The senior Turkish official briefed about the Erdoğan-Tillerson meeting said it was mostly the Turkish side that did the talking. "We reiterated our posture on Syria, especially the YPG's involvement in Raqqa," the official said. Turkey previously offered up to 10,000 troops, consisting of Turkish special forces and Free Syrian Army battalions to retake Raqqa from Daesh. "I personally don't expect any tangible U.S. step in our favor. They believe they are heavily invested in the YPG, which was a McGurk design. Still, they couldn't reject our plan," the senior Turkish official said.

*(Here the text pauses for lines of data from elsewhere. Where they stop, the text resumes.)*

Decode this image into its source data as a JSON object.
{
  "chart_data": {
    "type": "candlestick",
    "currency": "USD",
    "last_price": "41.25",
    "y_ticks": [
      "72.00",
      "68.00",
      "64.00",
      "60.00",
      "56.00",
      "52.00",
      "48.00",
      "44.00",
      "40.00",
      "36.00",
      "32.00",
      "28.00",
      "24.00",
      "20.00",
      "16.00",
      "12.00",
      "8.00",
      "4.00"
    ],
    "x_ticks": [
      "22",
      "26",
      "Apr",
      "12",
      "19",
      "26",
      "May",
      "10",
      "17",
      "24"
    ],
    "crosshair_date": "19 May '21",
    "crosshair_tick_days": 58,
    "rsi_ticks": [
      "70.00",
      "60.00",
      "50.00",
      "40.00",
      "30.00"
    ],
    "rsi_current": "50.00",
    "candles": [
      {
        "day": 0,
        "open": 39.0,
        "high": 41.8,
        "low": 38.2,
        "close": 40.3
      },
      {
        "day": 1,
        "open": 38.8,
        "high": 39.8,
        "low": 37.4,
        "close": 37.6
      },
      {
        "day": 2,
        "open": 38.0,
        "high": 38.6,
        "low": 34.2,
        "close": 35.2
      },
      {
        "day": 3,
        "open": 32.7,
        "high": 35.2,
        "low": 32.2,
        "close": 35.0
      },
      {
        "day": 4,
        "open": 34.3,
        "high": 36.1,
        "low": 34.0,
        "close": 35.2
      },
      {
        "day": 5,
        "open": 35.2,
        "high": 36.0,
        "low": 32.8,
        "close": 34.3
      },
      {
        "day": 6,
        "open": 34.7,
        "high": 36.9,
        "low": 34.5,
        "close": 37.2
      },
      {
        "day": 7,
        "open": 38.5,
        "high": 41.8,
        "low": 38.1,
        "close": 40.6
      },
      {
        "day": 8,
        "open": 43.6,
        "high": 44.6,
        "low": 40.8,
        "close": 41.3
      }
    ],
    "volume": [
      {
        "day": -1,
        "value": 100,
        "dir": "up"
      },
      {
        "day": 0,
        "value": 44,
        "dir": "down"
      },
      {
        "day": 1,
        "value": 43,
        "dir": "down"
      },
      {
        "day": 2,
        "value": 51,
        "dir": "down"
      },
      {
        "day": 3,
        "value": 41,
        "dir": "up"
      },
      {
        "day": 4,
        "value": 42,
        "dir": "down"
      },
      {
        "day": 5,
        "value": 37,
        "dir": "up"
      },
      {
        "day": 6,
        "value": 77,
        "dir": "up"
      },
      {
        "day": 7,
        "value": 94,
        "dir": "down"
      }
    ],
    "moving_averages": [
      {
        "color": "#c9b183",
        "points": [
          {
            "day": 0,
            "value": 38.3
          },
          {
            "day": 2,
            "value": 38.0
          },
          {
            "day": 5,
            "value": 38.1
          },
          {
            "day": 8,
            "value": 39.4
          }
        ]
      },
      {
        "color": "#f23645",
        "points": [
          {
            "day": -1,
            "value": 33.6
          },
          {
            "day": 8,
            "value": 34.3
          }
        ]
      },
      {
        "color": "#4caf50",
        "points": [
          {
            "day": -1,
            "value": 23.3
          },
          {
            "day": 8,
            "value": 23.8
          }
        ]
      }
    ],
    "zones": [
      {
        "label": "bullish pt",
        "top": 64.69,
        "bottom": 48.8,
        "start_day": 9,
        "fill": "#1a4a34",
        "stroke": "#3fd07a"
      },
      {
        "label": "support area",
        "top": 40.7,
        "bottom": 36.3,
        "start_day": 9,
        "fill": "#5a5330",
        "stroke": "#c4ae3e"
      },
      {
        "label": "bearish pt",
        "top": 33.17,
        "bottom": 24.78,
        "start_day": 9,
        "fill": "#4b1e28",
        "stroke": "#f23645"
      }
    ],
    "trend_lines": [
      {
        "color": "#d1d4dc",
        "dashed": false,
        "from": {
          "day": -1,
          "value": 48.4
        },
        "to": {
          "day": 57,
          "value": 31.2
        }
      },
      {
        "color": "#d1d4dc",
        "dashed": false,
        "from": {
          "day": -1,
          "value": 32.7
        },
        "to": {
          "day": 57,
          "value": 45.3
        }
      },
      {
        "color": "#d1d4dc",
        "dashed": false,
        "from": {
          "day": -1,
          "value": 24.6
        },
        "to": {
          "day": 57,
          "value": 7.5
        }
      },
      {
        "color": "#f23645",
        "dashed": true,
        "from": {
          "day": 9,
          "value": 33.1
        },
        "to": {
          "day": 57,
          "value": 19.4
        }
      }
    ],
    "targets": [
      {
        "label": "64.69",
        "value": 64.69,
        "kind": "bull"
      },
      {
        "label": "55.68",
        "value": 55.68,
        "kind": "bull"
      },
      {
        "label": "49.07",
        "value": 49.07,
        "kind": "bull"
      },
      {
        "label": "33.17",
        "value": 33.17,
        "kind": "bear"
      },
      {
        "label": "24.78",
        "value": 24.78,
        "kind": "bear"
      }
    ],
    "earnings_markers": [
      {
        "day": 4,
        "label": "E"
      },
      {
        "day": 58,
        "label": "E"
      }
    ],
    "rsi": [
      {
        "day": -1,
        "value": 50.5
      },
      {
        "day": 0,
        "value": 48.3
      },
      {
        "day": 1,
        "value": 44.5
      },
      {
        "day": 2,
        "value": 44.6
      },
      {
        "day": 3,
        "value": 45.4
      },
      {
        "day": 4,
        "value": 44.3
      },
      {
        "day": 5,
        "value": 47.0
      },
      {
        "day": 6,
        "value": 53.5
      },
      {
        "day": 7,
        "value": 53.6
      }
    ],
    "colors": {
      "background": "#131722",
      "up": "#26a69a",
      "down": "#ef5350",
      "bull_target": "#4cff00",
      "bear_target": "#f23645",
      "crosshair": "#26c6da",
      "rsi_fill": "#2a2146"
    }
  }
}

The Pentagon, indeed, is planning to stick with the YPG. "Publicly, the U.S. says it's still working with its NATO ally Turkey to find a role for it in the upcoming Raqqa offensive, but here's the unspoken truth: The U.S. has also judged that the Turkish military is not up to the task, based on its performance in northern Syria," the Washington Examiner reported on Friday. According to the report, Pentagon officials said the major U.S. take on Turkey's hard-won victory in Al-Bab against Daesh was that Turkish troops lack the training, logistics and weaponry to successfully launch the siege of Raqqa.
One Washington insider said the Pentagon came up with this excuse because the U.S. Central Command and top generals do not want to change their plans in Raqqa. "They believe arming the YPG and moving along with Syrian Democratic Forces is the best and fastest plan. They don't want another adventure," he said.
The Raqqa operation is more sensitive than previous ones because the city is overwhelmingly Arab and reportedly suspicious of the YPG. This is why the Pentagon tries to highlight the Arab component of the SDF, which is supposed to be the main force fighting Daesh in the Raqqa area.
Pentagon officials previously told the media that the SDF's Arab component had more than 20,000 soldiers. One senior Turkish diplomat familiar with the Raqqa plan disagrees. "Our assessment is that they have 1,000 or 2,000 Arab fighters," the Turkish official said, showing the depth of distrust between the two allies.